As New Jersey recovers from widespread flooding from the past week and braces for more rain in the forecast, the state is moving to protect home buyers and renters from damaged housing.
“As we continue to live with the impacts of climate change in our communities, it’s essential that we inform prospective homebuyers and renters of the risks in areas where they are looking to settle down,” Gov. Phil Murphy said in a written statement.
The state will require new property disclosure forms that notify prospective buyers and tenants of a property’s known flood history and potential flood risks. The Murphy Administration will also create an online look-up tool that will identify whether a property is in a flood zone. The introduction of the new measures follow a law signed by Murphy over the summer and will go into effect in March.
“These new protections will enable prospective home buyers and renters to stay a step ahead when it comes to finding the safest residence possible for themselves and their families,” Murphy wrote.
This past week, residents were evacuated and homes were badly damaged by flooding in Paterson, Wayne, and Little Falls.
A new report by Rutgers University found that approximately 630,000 properties in New Jersey are at risk of flooding at least once in the next 30 years.

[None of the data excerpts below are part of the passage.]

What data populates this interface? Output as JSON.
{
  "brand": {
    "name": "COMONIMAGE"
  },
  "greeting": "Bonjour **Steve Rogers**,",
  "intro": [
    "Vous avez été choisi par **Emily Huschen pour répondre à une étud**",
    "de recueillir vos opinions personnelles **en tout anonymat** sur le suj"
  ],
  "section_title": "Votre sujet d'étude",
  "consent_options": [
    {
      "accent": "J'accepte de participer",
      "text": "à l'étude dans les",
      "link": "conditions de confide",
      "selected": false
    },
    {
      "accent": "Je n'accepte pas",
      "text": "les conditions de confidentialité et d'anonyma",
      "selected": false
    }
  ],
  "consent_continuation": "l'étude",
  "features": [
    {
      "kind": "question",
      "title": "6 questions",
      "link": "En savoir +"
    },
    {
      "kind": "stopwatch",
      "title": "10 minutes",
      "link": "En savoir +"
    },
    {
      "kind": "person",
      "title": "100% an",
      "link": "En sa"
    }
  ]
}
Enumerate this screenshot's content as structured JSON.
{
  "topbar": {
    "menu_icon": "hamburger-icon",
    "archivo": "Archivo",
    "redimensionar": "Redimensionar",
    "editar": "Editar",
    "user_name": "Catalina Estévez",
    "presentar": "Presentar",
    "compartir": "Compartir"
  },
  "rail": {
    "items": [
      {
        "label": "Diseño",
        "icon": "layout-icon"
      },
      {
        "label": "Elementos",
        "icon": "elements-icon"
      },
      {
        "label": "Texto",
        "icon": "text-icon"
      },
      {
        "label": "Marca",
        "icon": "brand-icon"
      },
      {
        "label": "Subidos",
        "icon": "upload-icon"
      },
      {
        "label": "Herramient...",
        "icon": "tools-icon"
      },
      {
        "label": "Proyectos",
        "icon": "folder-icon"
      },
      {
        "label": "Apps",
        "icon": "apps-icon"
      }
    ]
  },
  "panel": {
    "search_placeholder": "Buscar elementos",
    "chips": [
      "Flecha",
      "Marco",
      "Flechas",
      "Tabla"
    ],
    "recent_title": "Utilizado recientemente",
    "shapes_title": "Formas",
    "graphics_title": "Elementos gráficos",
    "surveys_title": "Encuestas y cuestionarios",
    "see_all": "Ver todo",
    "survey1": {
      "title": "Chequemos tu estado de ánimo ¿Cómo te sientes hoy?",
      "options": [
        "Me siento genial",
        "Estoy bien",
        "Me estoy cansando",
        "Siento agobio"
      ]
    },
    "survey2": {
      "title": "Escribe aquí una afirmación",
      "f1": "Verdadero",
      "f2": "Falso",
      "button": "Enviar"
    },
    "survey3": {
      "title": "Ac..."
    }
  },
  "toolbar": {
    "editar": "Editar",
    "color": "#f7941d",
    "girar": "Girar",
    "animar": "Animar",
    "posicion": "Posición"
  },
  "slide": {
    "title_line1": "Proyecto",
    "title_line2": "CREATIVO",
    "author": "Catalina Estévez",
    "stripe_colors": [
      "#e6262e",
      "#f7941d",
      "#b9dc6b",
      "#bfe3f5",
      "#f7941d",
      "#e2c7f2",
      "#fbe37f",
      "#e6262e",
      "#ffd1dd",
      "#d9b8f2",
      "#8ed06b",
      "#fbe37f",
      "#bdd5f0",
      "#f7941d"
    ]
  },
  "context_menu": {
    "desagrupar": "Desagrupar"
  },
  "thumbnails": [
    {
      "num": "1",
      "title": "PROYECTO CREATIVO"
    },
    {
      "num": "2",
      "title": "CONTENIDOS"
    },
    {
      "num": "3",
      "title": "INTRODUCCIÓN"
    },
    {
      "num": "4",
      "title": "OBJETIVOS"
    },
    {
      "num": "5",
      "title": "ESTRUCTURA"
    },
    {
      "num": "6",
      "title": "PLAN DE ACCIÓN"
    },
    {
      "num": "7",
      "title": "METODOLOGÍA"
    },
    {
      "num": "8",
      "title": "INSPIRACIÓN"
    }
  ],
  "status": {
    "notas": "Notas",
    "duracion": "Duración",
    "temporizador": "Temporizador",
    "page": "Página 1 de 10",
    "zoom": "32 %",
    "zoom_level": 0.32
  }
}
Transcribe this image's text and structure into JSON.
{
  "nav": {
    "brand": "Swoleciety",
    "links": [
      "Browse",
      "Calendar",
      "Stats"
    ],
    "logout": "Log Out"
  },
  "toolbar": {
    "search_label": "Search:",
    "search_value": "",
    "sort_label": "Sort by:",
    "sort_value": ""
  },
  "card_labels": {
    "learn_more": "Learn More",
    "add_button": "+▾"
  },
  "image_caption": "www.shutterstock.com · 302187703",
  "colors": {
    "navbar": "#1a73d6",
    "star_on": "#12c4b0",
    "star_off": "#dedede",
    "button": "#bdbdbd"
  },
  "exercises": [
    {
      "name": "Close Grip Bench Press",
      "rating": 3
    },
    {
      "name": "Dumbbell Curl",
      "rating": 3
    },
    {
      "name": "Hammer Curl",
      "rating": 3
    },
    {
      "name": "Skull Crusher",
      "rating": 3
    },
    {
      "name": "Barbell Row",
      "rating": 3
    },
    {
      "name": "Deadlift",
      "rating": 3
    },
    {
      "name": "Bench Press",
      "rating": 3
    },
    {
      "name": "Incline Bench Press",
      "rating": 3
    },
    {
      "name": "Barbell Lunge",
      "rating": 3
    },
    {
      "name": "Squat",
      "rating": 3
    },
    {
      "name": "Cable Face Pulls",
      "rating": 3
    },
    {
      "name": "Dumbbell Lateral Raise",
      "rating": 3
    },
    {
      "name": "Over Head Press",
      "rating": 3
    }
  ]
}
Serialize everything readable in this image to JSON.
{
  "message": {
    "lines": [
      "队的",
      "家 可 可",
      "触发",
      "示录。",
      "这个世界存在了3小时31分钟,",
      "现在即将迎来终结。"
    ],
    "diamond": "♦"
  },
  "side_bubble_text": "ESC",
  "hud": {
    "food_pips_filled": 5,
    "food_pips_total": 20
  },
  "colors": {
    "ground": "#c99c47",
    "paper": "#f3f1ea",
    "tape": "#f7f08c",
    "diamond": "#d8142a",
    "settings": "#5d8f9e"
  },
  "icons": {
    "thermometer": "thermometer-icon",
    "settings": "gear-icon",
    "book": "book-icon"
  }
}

It lays out a primer for local officials on creating more flood resiliency, such as rain gardens and pavement that absorbs water.
Before the adoption of New Jersey’s flood risk disclosure law, sellers and landlords were under no obligation to disclose a property’s flood history to potential buyers and tenants. Also, there was no requirement to inform buyers or renters that a property sits within the Federal Emergency Management Agency (FEMA) Flood Hazard Zone Area.
Once a home has been damaged in a flood, it is at a higher risk of future flooding. In New Jersey, 7,944 homes were purchased in 2021 that were previously flooded, according to a report by the Natural Resources Defense Council.
“Too often, buyers and renters are unaware of the risks they face and make important decisions on where to live without any knowledge of a property’s flooding history or potential,” said Shawn LaTourette, director of the New Jersey Department of Environmental Protection.